I spoke to a friend who said I really need to live it up and do and eat what I like before I start so, mom and I picked up this beauty:
Ammon said "oh, I see you got something deep fat fried and smothered in chocolate!" (a line from Shrek). Yes, indeed I did. And it was yummy ;)
So, how am I feeling? Well, initially I was feeling very anxious and freaked out when I heard the final results but with a few days now to reflect and pray, I have been feeling calm. Throughout this, I have had a peace that everything will be okay and I need to keep reminding myself to hold onto that. I'm not sure what that feeling means as far as outcome but I'm naturally hopeful that it means I will be completely cured. I am reminded of a favorite talk by Sheri L. Dew called This is a Test, it is only a Test that reminds me that my trial of cancer is just that, a test. It is a very important one that Heavenly Father has given me to see how I will act and react under this trying circumstance. Heavenly Father, in His foresight and goodness, specially fitted this challenge to me to make me grow because He trusts me (sometimes I wish He didn't trust me so much!). Through it, He expects me to reach out to Him, and to use the Atonement of His Son, to become what I am to become. I pray continually that I can succeed at this most difficult of exams.

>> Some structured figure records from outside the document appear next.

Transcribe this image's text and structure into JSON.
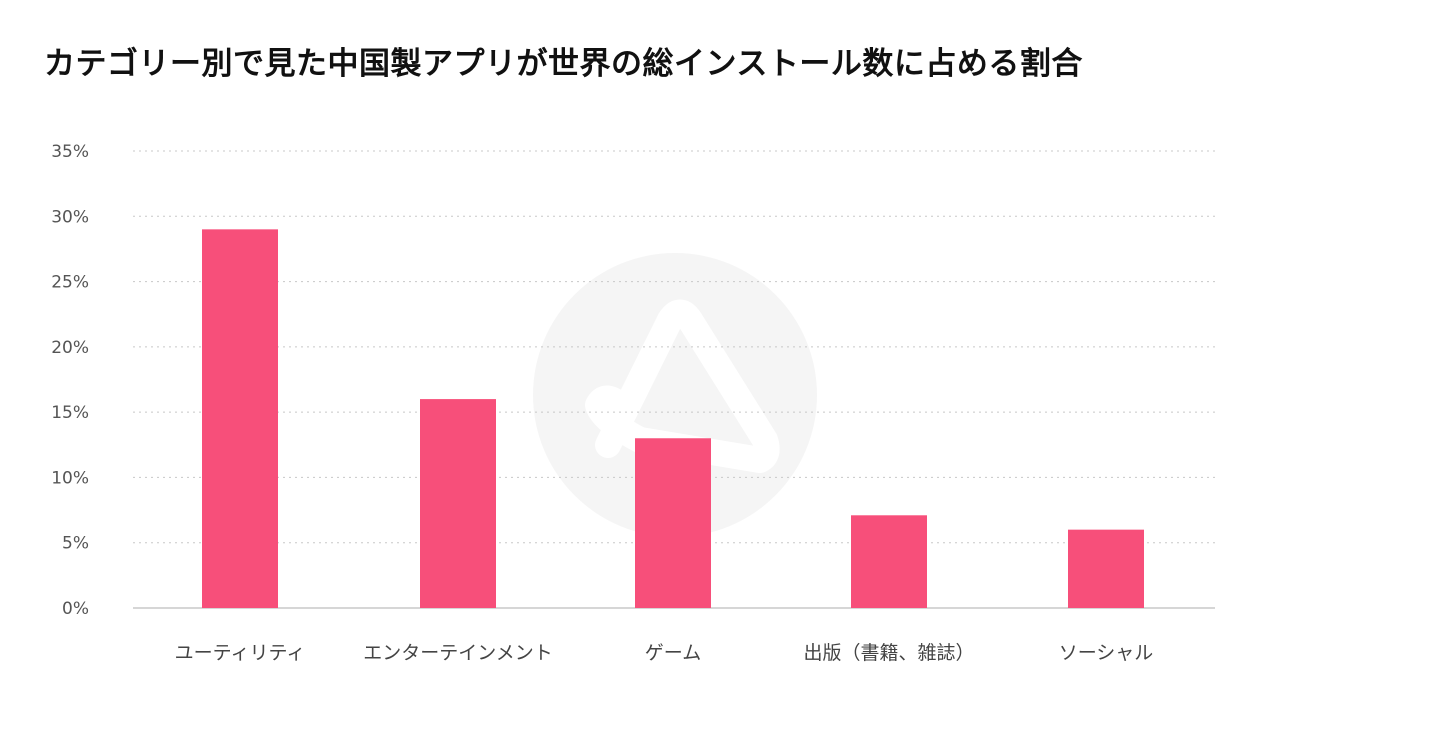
{
  "chart_data": {
    "type": "bar",
    "title": "カテゴリー別で見た中国製アプリが世界の総インストール数に占める割合",
    "xlabel": "",
    "ylabel": "",
    "categories": [
      "ユーティリティ",
      "エンターテインメント",
      "ゲーム",
      "出版（書籍、雑誌）",
      "ソーシャル"
    ],
    "values": [
      29,
      16,
      13,
      7.1,
      6
    ],
    "ylim": [
      0,
      35
    ],
    "yticks": [
      0,
      5,
      10,
      15,
      20,
      25,
      30,
      35
    ],
    "ytick_labels": [
      "0%",
      "5%",
      "10%",
      "15%",
      "20%",
      "25%",
      "30%",
      "35%"
    ],
    "grid": true,
    "legend": "none",
    "colors": {
      "bar": "#f74f7a",
      "grid": "#c8c8c8",
      "axis": "#c8c8c8",
      "watermark": "#f5f5f5"
    },
    "watermark_icon": "appmagic-logo-icon"
  }
}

And of course I pray that my body will fight the cancer and that the chemo will allow me to be completely void of disease so that I can live a long, full life. I intend to beat this and to pass this test as He would expect me to!

3 comments:
Wow, this is a lot to digest for your friends. I can only try to imagine how it has been for you to take in. you are and remain in all of our prayers.
Thank you for sharing and allowing your ward family to be there for and with you.
Love you Melanie!
You are a rock, Melanie!!! May I recommend one of my favorite books by Lance Armstrong--It's Not About the Bike. He talks about his surviving cancer. Please keep us posted. You are awesome and if anyone can beat this, you can!
Praying for you. Thank you for sharing. Hugs!